O Banco Central já sinalizou que, se a inflação continuar comportada e se não houver surpresas desfavoráveis no campo da política fiscal, haverá novas reduções A velocidade das reduções vai depender, ainda, das expectativas.
Trata-se, na verdade, de uma batalha de expectativas: de um lado, estão aqueles que enxergam no novo arcabouço fiscal, na reforma tributária e nas demais políticas do governo ações positivas para colocar o país numa trajetória de crescimento econômico com estabilidade de preços. De outro, estão aqueles que ainda veem riscos nestas ações.

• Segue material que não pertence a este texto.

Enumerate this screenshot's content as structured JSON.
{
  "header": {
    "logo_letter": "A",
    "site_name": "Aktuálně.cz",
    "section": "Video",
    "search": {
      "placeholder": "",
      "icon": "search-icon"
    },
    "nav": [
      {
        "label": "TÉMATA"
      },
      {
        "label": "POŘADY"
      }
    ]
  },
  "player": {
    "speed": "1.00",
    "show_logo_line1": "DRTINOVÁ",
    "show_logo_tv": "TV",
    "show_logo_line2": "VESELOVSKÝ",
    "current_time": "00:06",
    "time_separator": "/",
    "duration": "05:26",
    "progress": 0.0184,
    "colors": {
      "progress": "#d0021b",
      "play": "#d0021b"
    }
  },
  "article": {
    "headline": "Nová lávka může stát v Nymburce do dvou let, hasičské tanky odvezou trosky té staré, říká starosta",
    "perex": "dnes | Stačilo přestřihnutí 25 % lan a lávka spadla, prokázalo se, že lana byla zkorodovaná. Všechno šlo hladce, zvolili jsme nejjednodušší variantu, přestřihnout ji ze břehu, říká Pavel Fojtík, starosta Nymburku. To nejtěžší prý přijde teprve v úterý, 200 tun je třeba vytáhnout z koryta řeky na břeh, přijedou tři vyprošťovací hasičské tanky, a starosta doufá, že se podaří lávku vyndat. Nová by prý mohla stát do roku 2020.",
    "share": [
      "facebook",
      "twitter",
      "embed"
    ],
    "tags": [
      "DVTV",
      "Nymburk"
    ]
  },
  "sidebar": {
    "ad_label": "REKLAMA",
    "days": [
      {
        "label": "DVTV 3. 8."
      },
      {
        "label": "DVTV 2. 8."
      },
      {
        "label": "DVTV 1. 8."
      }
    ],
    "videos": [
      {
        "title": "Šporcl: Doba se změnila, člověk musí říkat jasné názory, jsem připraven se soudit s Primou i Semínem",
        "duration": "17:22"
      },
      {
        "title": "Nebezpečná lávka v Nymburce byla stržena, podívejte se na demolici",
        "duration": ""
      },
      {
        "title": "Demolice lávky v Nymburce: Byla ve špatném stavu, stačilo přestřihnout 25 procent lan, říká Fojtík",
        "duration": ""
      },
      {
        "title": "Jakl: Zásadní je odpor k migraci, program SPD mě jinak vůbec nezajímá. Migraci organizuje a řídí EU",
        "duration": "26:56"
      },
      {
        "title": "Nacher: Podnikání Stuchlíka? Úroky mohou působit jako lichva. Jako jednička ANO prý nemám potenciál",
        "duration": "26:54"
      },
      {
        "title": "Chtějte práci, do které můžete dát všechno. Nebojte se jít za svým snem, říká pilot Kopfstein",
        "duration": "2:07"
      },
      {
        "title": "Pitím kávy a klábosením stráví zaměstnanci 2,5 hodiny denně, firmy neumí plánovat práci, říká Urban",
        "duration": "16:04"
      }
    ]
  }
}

Por enquanto, prevalece o primeiro grupo, o que está refletido nos índices de risco País, Bolsa de Valores, taxa de câmbio, etc. Além do cenário externo, que está menos pessimista agora.
Quanto mais rápida for a redução dos juros, mais rápidos serão destravados projetos de investimentos na indústria e infraestrutura, maiores serão as demandas por mão de obra, bens e equipamentos e mais rápidos serão os efeitos sobre a renda e o emprego.
Além disso, mais o setor público conseguirá economizar com o pagamento de juros, lembrando que cada ponto percentual na taxa Selic custa cerca de R$ 47 bilhões/ano. Se num intervalo de doze meses os juros caírem a 9% a.a., por exemplo, serão economizados, liquidamente, cerca de R$ 116 bilhões. Este é o principal ajuste fiscal a ser feito no curto prazo.
Por tudo isto, precisamos caminhar rapidamente rumo a juros de um dígito.